Both of us, however, used the same basic construction technique.  Our dresses are a tube, made by taking a piece of fabric of the correct size to cover us from collarbone to hem, and sewing it into a tube at one side.  The dresses were then pleated in the front, in the area between where the brooches would sit,  to narrow the top of the tube to fit the upper torso.  Interestingly, I recently obtained an article about the Køstrup find which seems to be expressing the opinion that the pleated section of the dress was an inset, sewn into the top of the dress on both sides. Hopefully, I'll get to blog about that article later this week.

If I make another Køstrup apron dress, I will try Shelagh's suggestion of using only short loops, just to see whether I find the result comfortable, since it clearly results in a dress that stays in place better than my version does.

EDIT: As of tonight (July 4, 2010) I noticed that Shelagh has updated her page to describe her construction method in greater detail. Check it out!


  1. The Køstrup article seems to say that the tablet woven band was only between the brooches and only 20 cm long:


    Melem fiblerne, langs selekjolens vandrette søm, har et mørkeblåt, ca. 14 mm bredt mønstret brikbånd af uld været anbragt, oprindeligt ca. 20 cm langt.

    Between the brooches, positioned along the horizontal seam (edge) of the suspended skirt, was a dark blue, ca. 14 cm wide patterned tablet-woven band of wool, initially ca. 20 cm long.
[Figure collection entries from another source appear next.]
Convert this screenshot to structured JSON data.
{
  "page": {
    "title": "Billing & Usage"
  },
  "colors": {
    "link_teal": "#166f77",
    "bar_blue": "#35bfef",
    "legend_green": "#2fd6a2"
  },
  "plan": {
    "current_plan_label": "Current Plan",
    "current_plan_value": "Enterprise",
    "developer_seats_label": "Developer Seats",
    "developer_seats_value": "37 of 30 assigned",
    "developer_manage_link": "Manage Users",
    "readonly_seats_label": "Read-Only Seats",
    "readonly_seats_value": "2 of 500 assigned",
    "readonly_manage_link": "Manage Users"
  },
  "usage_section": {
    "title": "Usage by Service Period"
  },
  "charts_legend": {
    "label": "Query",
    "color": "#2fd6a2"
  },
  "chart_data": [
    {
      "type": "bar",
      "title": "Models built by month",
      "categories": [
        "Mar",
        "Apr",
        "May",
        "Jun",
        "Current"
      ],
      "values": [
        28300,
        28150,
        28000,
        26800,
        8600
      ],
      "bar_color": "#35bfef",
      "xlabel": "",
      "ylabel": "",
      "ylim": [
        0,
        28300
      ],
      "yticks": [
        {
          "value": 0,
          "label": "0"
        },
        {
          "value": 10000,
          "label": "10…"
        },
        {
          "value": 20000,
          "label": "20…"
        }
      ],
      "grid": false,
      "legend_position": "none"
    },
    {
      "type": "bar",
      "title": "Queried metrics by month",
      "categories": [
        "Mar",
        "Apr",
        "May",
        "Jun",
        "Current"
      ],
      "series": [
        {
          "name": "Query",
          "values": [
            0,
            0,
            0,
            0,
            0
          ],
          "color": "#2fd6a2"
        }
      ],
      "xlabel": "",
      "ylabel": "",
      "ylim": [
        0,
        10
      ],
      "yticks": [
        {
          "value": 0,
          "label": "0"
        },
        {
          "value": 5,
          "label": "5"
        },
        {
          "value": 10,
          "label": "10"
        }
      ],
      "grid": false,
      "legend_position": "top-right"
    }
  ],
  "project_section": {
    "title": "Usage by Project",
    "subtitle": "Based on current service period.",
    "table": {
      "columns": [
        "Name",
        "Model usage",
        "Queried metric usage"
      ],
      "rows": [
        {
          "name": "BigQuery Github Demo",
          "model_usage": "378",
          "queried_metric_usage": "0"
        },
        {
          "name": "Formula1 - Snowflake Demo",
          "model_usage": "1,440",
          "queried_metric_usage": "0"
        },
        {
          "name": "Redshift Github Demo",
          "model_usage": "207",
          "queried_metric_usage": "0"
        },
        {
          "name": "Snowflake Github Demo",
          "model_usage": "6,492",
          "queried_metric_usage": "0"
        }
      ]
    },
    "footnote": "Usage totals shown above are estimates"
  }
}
  2. Google Translate agrees with your read of what the Rasmussen/Lønborg article says about the length of the tablet-woven band. I just wish I had a photograph that showed that. The photograph from Viking Clothing is useless for that purpose.

  3. Have you guys seen this? I know the era is wrong, but...
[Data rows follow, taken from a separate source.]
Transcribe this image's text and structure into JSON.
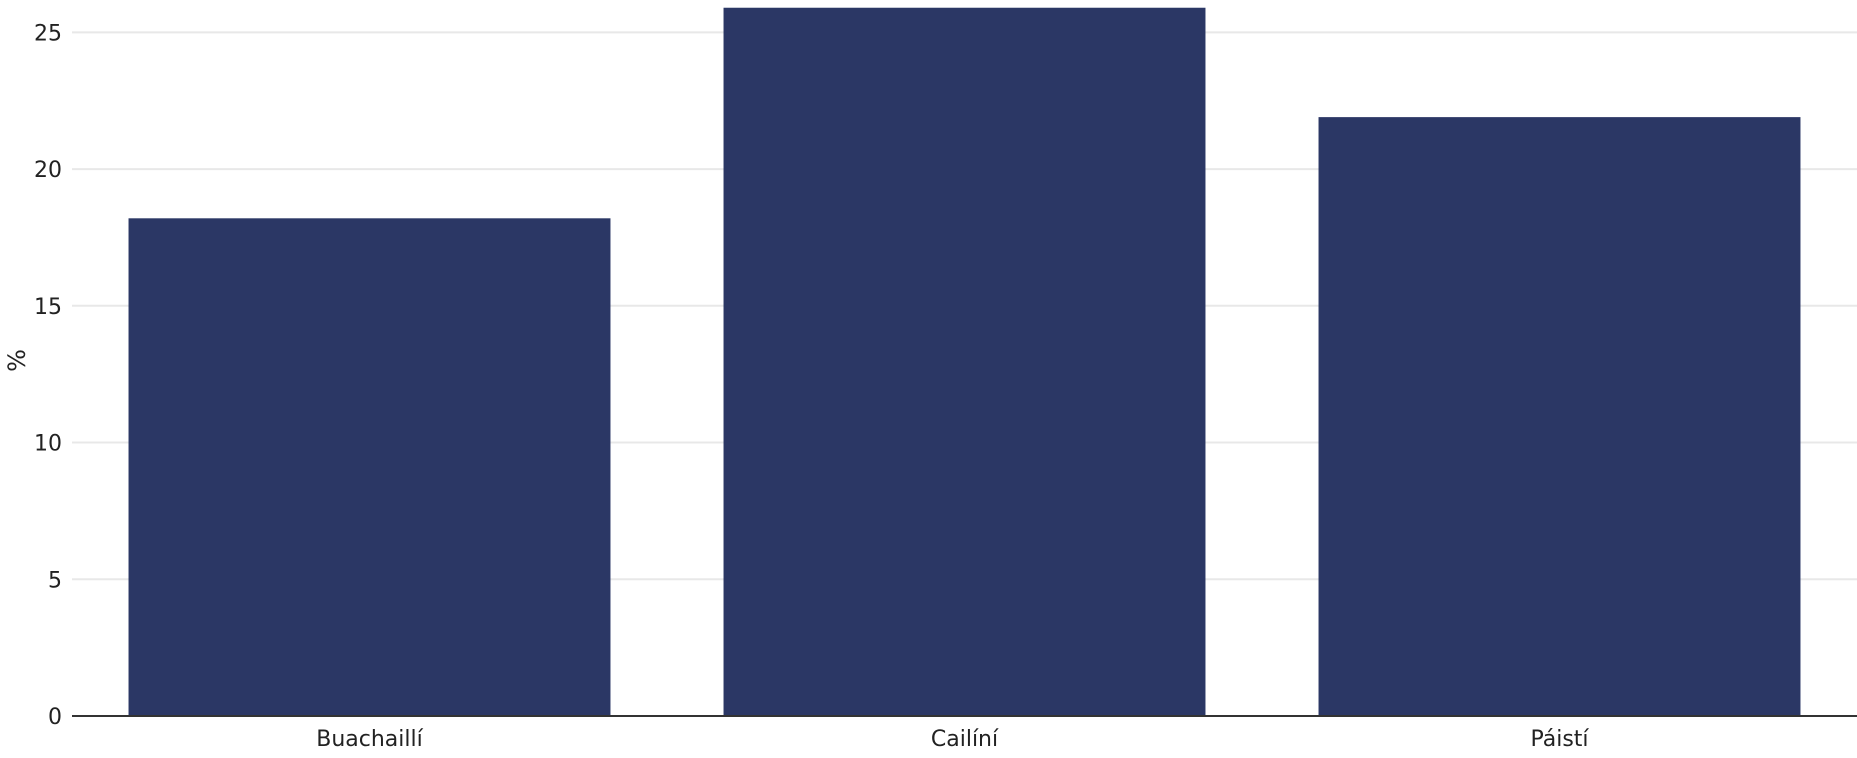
{
  "chart_data": {
    "type": "bar",
    "categories": [
      "Buachaillí",
      "Cailíní",
      "Páistí"
    ],
    "values": [
      18.2,
      25.9,
      21.9
    ],
    "ylabel": "%",
    "xlabel": "",
    "ylim": [
      0,
      26
    ],
    "yticks": [
      0,
      5,
      10,
      15,
      20,
      25
    ],
    "grid": true,
    "colors": {
      "bar": "#2b3765",
      "grid": "#e8e8e8",
      "axis": "#333333"
    }
  }
}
  4. @Portia No, I had not seen the second century CE "Roman" sculpture from the eastern half of the Empire (wish the site had more detailed information about where it was found, but antiquities sellers seldom do, unfortunately), and it is interesting. Unfortunately, without more information about where it was found (and thus what woman, or sort of woman, the sculptor was trying to depict), it's hard to make reasonable deductions about what it tells us about her costume.

    It has long been assumed that the Roman stola (the wool overdress that was emblematic of decent Roman matrons) was the ancestor of the Viking "apron dress", but that's a proposition that's hard to prove. Stolas, like apron dresses, hung from straps and could be pleated like the garment shown on this statue. On the other hand, the stola was characteristically made from wool and was always pleated, while there is evidence that some Viking "apron dresses" were made from linen and not all "apron dresses" were pleated. More information about this statue might be a helpful link in establishing this chronology.

    The David Aaron site refers to the "cloak" over the statue's head as a "himation". That's unlikely, as the "himation" was seen as a Greek, not a Roman garment. If the woman was Roman, that fabric likely was part of a palla, the wrapped cloak commonly worn by Roman women. It could even be a separate veil.